Le géant de la recherche internet Google n'a pas lésiné sur les zéros pour mettre la main sur le fabricant de téléphones cellulaires Motorola Mobility Holdings. Un geste audacieux qui pourrait l'amener très loin, ou l'embourber pour longtemps.

Douze milliards et demi de dollars comptant. C'est la somme faramineuse que Google est prête à payer pour devenir un poids lourd de l'industrie du sans fil. Elle en a les moyens, puisque ce montant ne représente que le tiers des liquidités dont elle dispose. Mais 40$ l'action, c'est très cher payé. Une prime de 63% par rapport au prix de clôture de vendredi dernier, et de 79% par rapport à celui du 29 juillet, la première séance qui a suivi la publication de résultats trimestriels décevants.

On voit jusqu'où Google est prête à aller pour protéger et développer son système d'exploitation Android. Cette acquisition, si elle reçoit l'aval des actionnaires et des autorités réglementaires, permettra à la société de Mountain View de devenir propriétaire des quelque 17 000 brevets détenus par Motorola Mobility. Des munitions qui l'aideront à se défendre contre ce que le responsable des affaires juridiques a récemment qualifié de «campagne organisée contre Android par Microsoft, Oracle, Apple et d'autres». Et qui dissuaderont sans doute d'autres entreprises de la poursuivre. Les économies potentielles sont considérables. Mais le coût humain et organisationnel de l'opération l'est tout autant.
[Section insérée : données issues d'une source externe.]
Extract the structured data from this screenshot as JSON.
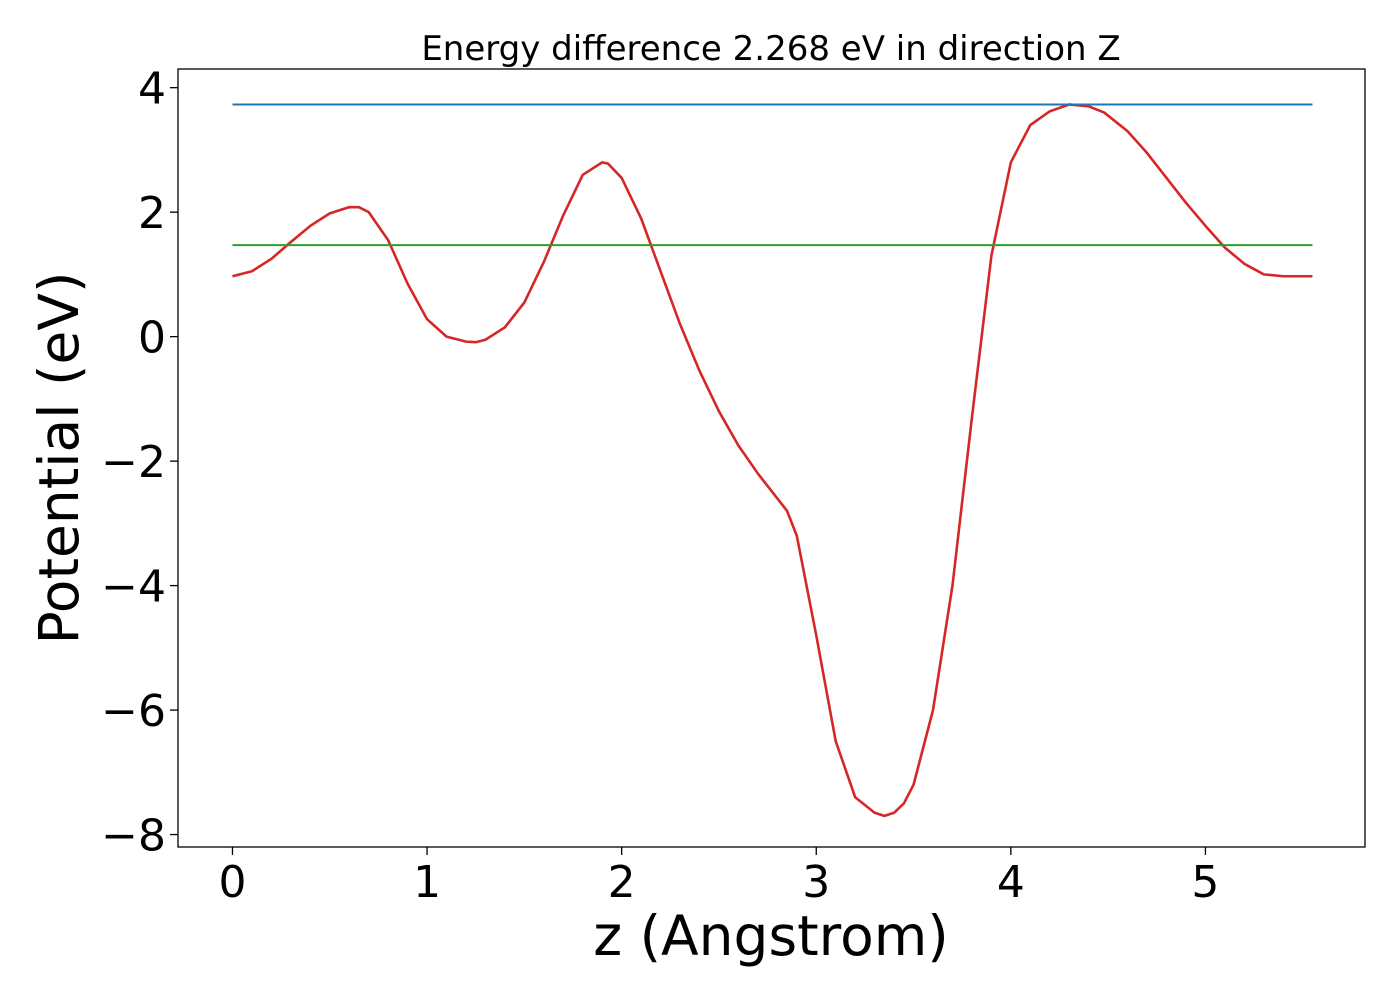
{
  "chart_data": {
    "type": "line",
    "title": "Energy difference 2.268 eV in direction Z",
    "xlabel": "z (Angstrom)",
    "ylabel": "Potential (eV)",
    "xlim": [
      -0.28,
      5.82
    ],
    "ylim": [
      -8.2,
      4.3
    ],
    "x_ticks": [
      0,
      1,
      2,
      3,
      4,
      5
    ],
    "x_tick_labels": [
      "0",
      "1",
      "2",
      "3",
      "4",
      "5"
    ],
    "y_ticks": [
      -8,
      -6,
      -4,
      -2,
      0,
      2,
      4
    ],
    "y_tick_labels": [
      "−8",
      "−6",
      "−4",
      "−2",
      "0",
      "2",
      "4"
    ],
    "grid": false,
    "series": [
      {
        "color": "#d62728",
        "x": [
          0,
          0.1,
          0.2,
          0.3,
          0.4,
          0.5,
          0.6,
          0.65,
          0.7,
          0.8,
          0.9,
          1.0,
          1.1,
          1.2,
          1.25,
          1.3,
          1.4,
          1.5,
          1.6,
          1.7,
          1.8,
          1.9,
          1.93,
          2.0,
          2.1,
          2.2,
          2.3,
          2.4,
          2.5,
          2.6,
          2.7,
          2.8,
          2.85,
          2.9,
          3.0,
          3.1,
          3.2,
          3.3,
          3.35,
          3.4,
          3.45,
          3.5,
          3.6,
          3.7,
          3.8,
          3.9,
          4.0,
          4.1,
          4.2,
          4.3,
          4.4,
          4.48,
          4.6,
          4.7,
          4.8,
          4.9,
          5.0,
          5.1,
          5.2,
          5.3,
          5.4,
          5.5,
          5.55
        ],
        "values": [
          0.97,
          1.05,
          1.25,
          1.52,
          1.78,
          1.98,
          2.08,
          2.08,
          2.0,
          1.55,
          0.85,
          0.28,
          0.0,
          -0.08,
          -0.09,
          -0.05,
          0.15,
          0.55,
          1.2,
          1.95,
          2.6,
          2.8,
          2.78,
          2.55,
          1.9,
          1.05,
          0.2,
          -0.55,
          -1.2,
          -1.75,
          -2.2,
          -2.6,
          -2.8,
          -3.2,
          -4.8,
          -6.5,
          -7.4,
          -7.65,
          -7.7,
          -7.65,
          -7.5,
          -7.2,
          -6.0,
          -4.0,
          -1.3,
          1.3,
          2.8,
          3.4,
          3.62,
          3.73,
          3.7,
          3.6,
          3.3,
          2.95,
          2.55,
          2.15,
          1.78,
          1.43,
          1.17,
          1.0,
          0.97,
          0.97,
          0.97
        ]
      },
      {
        "color": "#1f77b4",
        "x": [
          0,
          5.55
        ],
        "values": [
          3.73,
          3.73
        ]
      },
      {
        "color": "#2ca02c",
        "x": [
          0,
          5.55
        ],
        "values": [
          1.47,
          1.47
        ]
      }
    ]
  }
}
Intégrer une grosse acquisition est un processus laborieux, et même risqué, pour n'importe quelle entreprise. Mais entre la californienne techno et le fabricant octogénaire de l'Illinois, le choc culturel s'annonce monumental. Les deux ne sont pas étrangers puisque Motorola est un utilisateur de longue date d'Android. Mais ses 19 000 employés vont grossir les rangs de Google de 66% d'un coup. Et cette dernière n'a aucune expérience dans la conception, la production, la commercialisation et la distribution d'appareils sans fil à grande échelle, un marché extrêmement concurrentiel où la technologie n'est rien sans le design.
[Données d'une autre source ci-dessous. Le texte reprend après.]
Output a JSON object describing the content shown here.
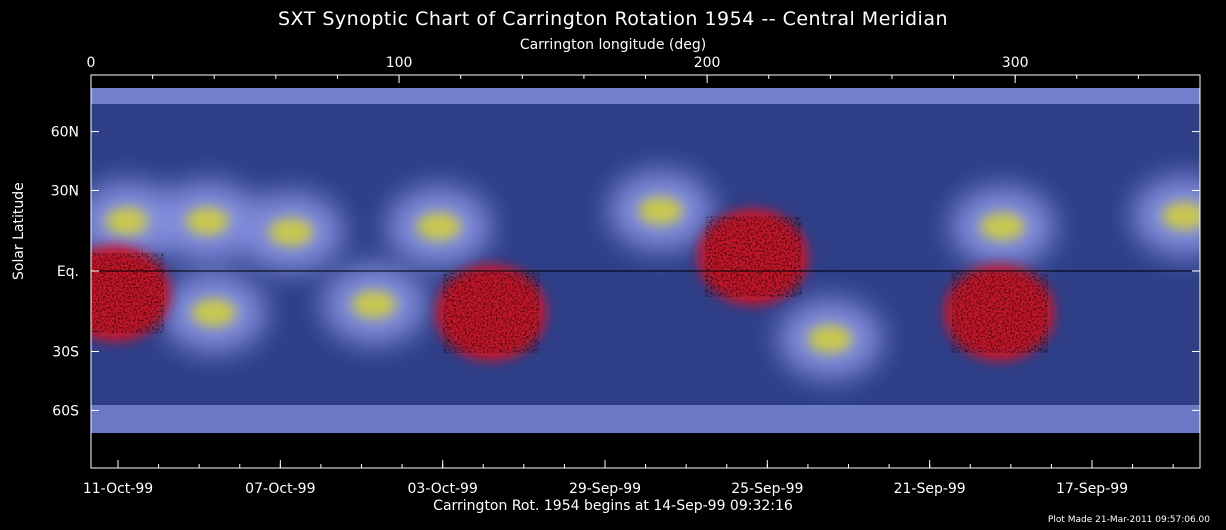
{
  "chart_data": {
    "type": "heatmap",
    "title": "SXT Synoptic Chart of Carrington Rotation 1954 -- Central Meridian",
    "top_axis": {
      "label": "Carrington longitude (deg)",
      "range": [
        0,
        360
      ],
      "ticks": [
        0,
        100,
        200,
        300
      ],
      "tick_labels": [
        "0",
        "100",
        "200",
        "300"
      ]
    },
    "left_axis": {
      "label": "Solar Latitude",
      "ticks": [
        60,
        30,
        0,
        -30,
        -60
      ],
      "tick_labels": [
        "60N",
        "30N",
        "Eq.",
        "30S",
        "60S"
      ]
    },
    "bottom_axis": {
      "tick_labels": [
        "11-Oct-99",
        "07-Oct-99",
        "03-Oct-99",
        "29-Sep-99",
        "25-Sep-99",
        "21-Sep-99",
        "17-Sep-99"
      ],
      "label": "Carrington Rot. 1954 begins at 14-Sep-99 09:32:16"
    },
    "colors": {
      "background": "#000000",
      "quiet": "#2e3f88",
      "loops": "#8c96e6",
      "bright": "#c8c850",
      "hole": "#c8142a"
    },
    "features": [
      {
        "type": "active_region",
        "lon": 12,
        "lat": 18
      },
      {
        "type": "active_region",
        "lon": 38,
        "lat": 18
      },
      {
        "type": "active_region",
        "lon": 65,
        "lat": 14
      },
      {
        "type": "active_region",
        "lon": 113,
        "lat": 16
      },
      {
        "type": "active_region",
        "lon": 185,
        "lat": 22
      },
      {
        "type": "active_region",
        "lon": 296,
        "lat": 16
      },
      {
        "type": "active_region",
        "lon": 355,
        "lat": 20
      },
      {
        "type": "active_region",
        "lon": 40,
        "lat": -15
      },
      {
        "type": "active_region",
        "lon": 92,
        "lat": -12
      },
      {
        "type": "active_region",
        "lon": 240,
        "lat": -25
      },
      {
        "type": "coronal_hole",
        "lon": 8,
        "lat": -8
      },
      {
        "type": "coronal_hole",
        "lon": 130,
        "lat": -15
      },
      {
        "type": "coronal_hole",
        "lon": 215,
        "lat": 5
      },
      {
        "type": "coronal_hole",
        "lon": 295,
        "lat": -15
      }
    ],
    "footer": "Plot Made 21-Mar-2011 09:57:06.00"
  }
}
Évidemment, cette acquisition recèle un immense potentiel pour le système Android, notamment en matière publicitaire, la grande force de Google, mais aussi dans le segment émergent des transactions sans fil, qu'elle convoite ardemment. Toutefois, elle pourrait aussi de lui faire perdre des parts de marché.

Le chef de la direction de Google a beau promettre qu'Android demeurera un système ouvert et que Motorola sera géré comme une entité distincte, les autres fabricants qui ont misé sur Android ne verront pas nécessairement la chose du même oeil. Les concurrents de Motorola comme HTC ou Samsung ne claqueront pas la porte demain matin, mais cette transaction va les rendre drôlement réceptifs à d'autres propositions.
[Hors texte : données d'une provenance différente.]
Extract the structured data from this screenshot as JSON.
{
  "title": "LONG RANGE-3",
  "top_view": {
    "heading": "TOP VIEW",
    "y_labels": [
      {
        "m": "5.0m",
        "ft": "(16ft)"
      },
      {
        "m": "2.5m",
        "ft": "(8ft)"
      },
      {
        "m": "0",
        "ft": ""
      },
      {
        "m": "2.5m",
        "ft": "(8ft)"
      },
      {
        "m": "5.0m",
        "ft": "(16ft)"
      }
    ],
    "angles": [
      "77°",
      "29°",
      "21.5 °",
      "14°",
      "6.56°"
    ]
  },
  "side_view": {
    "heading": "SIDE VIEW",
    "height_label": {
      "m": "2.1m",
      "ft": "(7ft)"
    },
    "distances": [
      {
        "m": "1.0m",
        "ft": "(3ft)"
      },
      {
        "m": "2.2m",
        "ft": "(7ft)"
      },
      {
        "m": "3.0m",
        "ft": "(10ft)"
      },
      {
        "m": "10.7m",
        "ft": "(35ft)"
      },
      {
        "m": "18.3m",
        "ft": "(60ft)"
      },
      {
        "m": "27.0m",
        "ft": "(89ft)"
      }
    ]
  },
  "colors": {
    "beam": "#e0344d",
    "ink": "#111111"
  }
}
L'enjeu n'est pas négligeable. Le système Android est actuellement le plus utilisé dans les téléphones dits intelligents aux États-Unis - 39% des appareils roulent là-dessus. Apple, le plus proche concurrent, ne détient que 28% du marché, indiquent les plus récentes données de la firme Nielsen. Reste à voir si Microsoft, qui vivote à moins de 10%, saura profiter de la brèche.